One innovative benefit for all HCS employees is the optional (yet regularly attended) "morning wake." This is a ten-minute, on-the-clock meeting that begins each day at 8 a.m. with an inspirational reading. It offers employees an opportunity to express their concerns and successes, with topics ranging from the morning news to personal stories of recovery. This checking-in enables the development of collective, informal workplace support. For example, an individual having financial struggles or providing care for an ill relative has the freedom to express these issues in the workplace, which can be a workplace taboo elsewhere. Coworkers can suggest resources to the employee or lend a hand themselves. Because all staff members are invited to "morning wake," the message is that everyone has issues; focusing on customer service is a good way to put issues aside temporarily.

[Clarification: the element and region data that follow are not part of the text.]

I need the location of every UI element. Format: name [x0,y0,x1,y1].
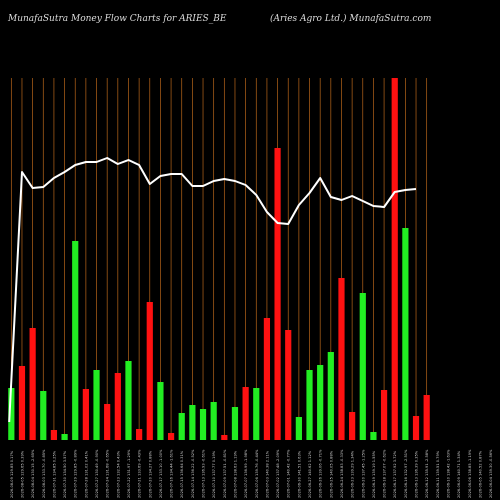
money-flow-bar [380,390,388,440]
x-tick-label: 2026-06-10 138.42 -1.63% [447,449,451,498]
price-line [8,157,417,423]
money-flow-bar [210,402,217,440]
price-line-path [8,157,417,423]
x-tick-label: 2026-07-30 134.50 3.57% [63,450,67,498]
bars [8,78,430,440]
money-flow-bar [370,432,377,440]
x-tick-label: 2026-08-03 133.70 -0.85% [42,449,46,498]
x-tick-label: 2026-07-07 136.99 -1.98% [244,449,248,498]
x-tick-label: 2026-08-05 129.65 0.39% [21,450,25,498]
money-flow-bar [295,417,302,440]
x-tick-label: 2026-07-13 136.93 -0.61% [202,449,206,498]
money-flow-bar [349,412,356,440]
money-flow-bar [263,318,271,440]
x-tick-label: 2026-06-06 138.85 -1.19% [468,449,472,498]
money-flow-bar [72,241,79,440]
money-flow-bar [50,430,58,440]
money-flow-bar [157,382,164,440]
money-flow-bar [231,407,239,440]
x-tick-label: 2026-06-20 137.45 -1.25% [361,449,365,498]
money-flow-bar [242,387,249,440]
x-tick-label: 2026-07-03 140.38 2.11% [265,450,269,498]
money-flow-bar [423,395,430,440]
x-tick-label: 2026-06-04 139.30 -0.56% [489,449,493,498]
money-flow-bar [104,404,111,440]
money-flow-bar [40,391,47,440]
money-flow-bar [114,373,121,440]
x-tick-label: 2026-06-18 137.07 -0.62% [383,449,387,498]
x-tick-label: 2026-07-10 137.77 0.19% [212,450,216,498]
x-tick-label: 2026-07-14 136.22 -0.52% [191,449,195,498]
x-tick-label: 2026-07-23 132.54 0.43% [116,450,120,498]
money-flow-bar [402,228,409,440]
money-flow-bar [285,330,292,440]
money-flow-bar [327,352,334,440]
money-flow-bar [253,388,260,440]
money-flow-bar [61,434,68,440]
money-flow-bar [317,365,324,440]
x-tick-label: 2026-06-13 136.39 0.35% [415,450,419,498]
money-flow-bar [8,388,15,440]
money-flow-bar [18,366,26,440]
x-tick-label: 2026-06-09 140.71 1.34% [457,450,461,498]
x-tick-label: 2026-07-29 129.85 -0.89% [74,449,78,498]
x-tick-label: 2026-08-09 129.85 0.17% [10,450,14,498]
x-tick-label: 2026-07-17 133.10 -1.00% [159,449,163,498]
money-flow-bar [338,278,345,440]
x-tick-label: 2026-06-26 139.06 -0.71% [319,449,323,498]
x-tick-label: 2026-06-17 137.92 3.72% [393,450,397,498]
x-tick-label: 2026-07-15 136.64 0.31% [180,450,184,498]
money-flow-bar [221,435,228,440]
x-tick-label: 2026-07-22 131.97 -1.29% [127,449,131,498]
x-tick-label: 2026-07-31 134.85 0.25% [52,450,56,498]
money-flow-bar [167,433,175,440]
x-tick-label: 2026-06-16 132.97 -2.51% [404,449,408,498]
x-axis-labels: 2026-08-09 129.85 0.17% 2026-08-05 129.65… [10,449,500,498]
x-tick-label: 2026-07-08 138.63 1.19% [234,450,238,498]
money-flow-bar [274,148,281,440]
money-flow-bar [125,361,132,440]
x-tick-label: 2026-06-19 139.19 1.55% [372,450,376,498]
money-flow-bar [199,409,207,440]
money-flow-bar [146,302,153,440]
x-tick-label: 2026-08-04 130.15 -2.65% [31,449,35,498]
x-tick-label: 2026-07-21 133.69 -0.43% [138,449,142,498]
x-tick-label: 2026-07-27 130.49 -0.90% [95,449,99,498]
x-tick-label: 2026-07-06 139.76 -0.44% [255,449,259,498]
x-tick-label: 2026-07-01 140.42 -0.77% [287,449,291,498]
x-tick-label: 2026-07-16 134.44 -1.61% [170,449,174,498]
money-flow-bar [178,413,185,440]
chart-title-left: MunafaSutra Money Flow Charts for ARIES_… [8,14,227,24]
x-tick-label: 2026-06-25 140.05 0.88% [329,450,333,498]
x-tick-label: 2026-07-09 137.51 -0.81% [223,449,227,498]
chart-title-right: (Aries Agro Ltd.) MunafaSutra.com [270,14,432,24]
x-tick-label: 2026-06-27 140.62 1.12% [308,450,312,498]
money-flow-bar [391,78,398,440]
money-flow-bar [359,293,366,440]
money-flow-bar [82,389,89,440]
money-flow-bar [136,429,143,440]
x-tick-label: 2026-06-30 141.51 0.63% [297,450,301,498]
x-tick-label: 2026-07-28 131.02 0.41% [84,450,88,498]
x-tick-label: 2026-06-12 135.91 -2.58% [425,449,429,498]
x-tick-label: 2026-06-11 139.51 0.79% [436,450,440,498]
money-flow-bar [189,405,196,440]
x-tick-label: 2026-06-24 138.83 -0.33% [340,449,344,498]
money-flow-bar [29,328,36,440]
x-tick-label: 2026-06-23 139.29 1.34% [351,450,355,498]
money-flow-bar [412,416,420,440]
x-tick-label: 2026-07-20 134.27 0.88% [148,450,152,498]
x-tick-label: 2026-06-05 140.52 0.87% [478,450,482,498]
x-tick-label: 2026-07-24 131.68 -0.65% [106,449,110,498]
money-flow-bar [306,370,313,440]
money-flow-bar [93,370,100,440]
x-tick-label: 2026-07-02 137.48 -2.09% [276,449,280,498]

Early signs of relapse can be detected and addressed within the workplace by peers or by the one mental health professional on staff. If needed, the treatment system can be activated.

HCS employees attribute their increased success to the unique benefit of being allowed to continue employment, whether as a salaried, part-time, or seasonal worker, despite difficulties and relapses. A further marker of success is the tally of at least 17 employees who have used HCS as a stepping-stone to higher-paying positions; some have been hired by HCS customers. More traditional supported employment models provide support that clearly helps people on their path to securing competitive work, but job tenure remains an issue. At HCS individuals may experience extended relapses that result in rehospitalization or incarceration, but they usually return to the same job and continue their tenure. A core group of employees maintains regular employment without relapse and helps HCS meet its financial and social missions.

HCS is a business model and social enterprise model that has a place on the continuum of vocational opportunities for persons with serious mental illness and substance use. Social enterprise models have been underutilized as an option to increase the numbers of people with mental illness, substance use disorders, or both to find competitive employment success.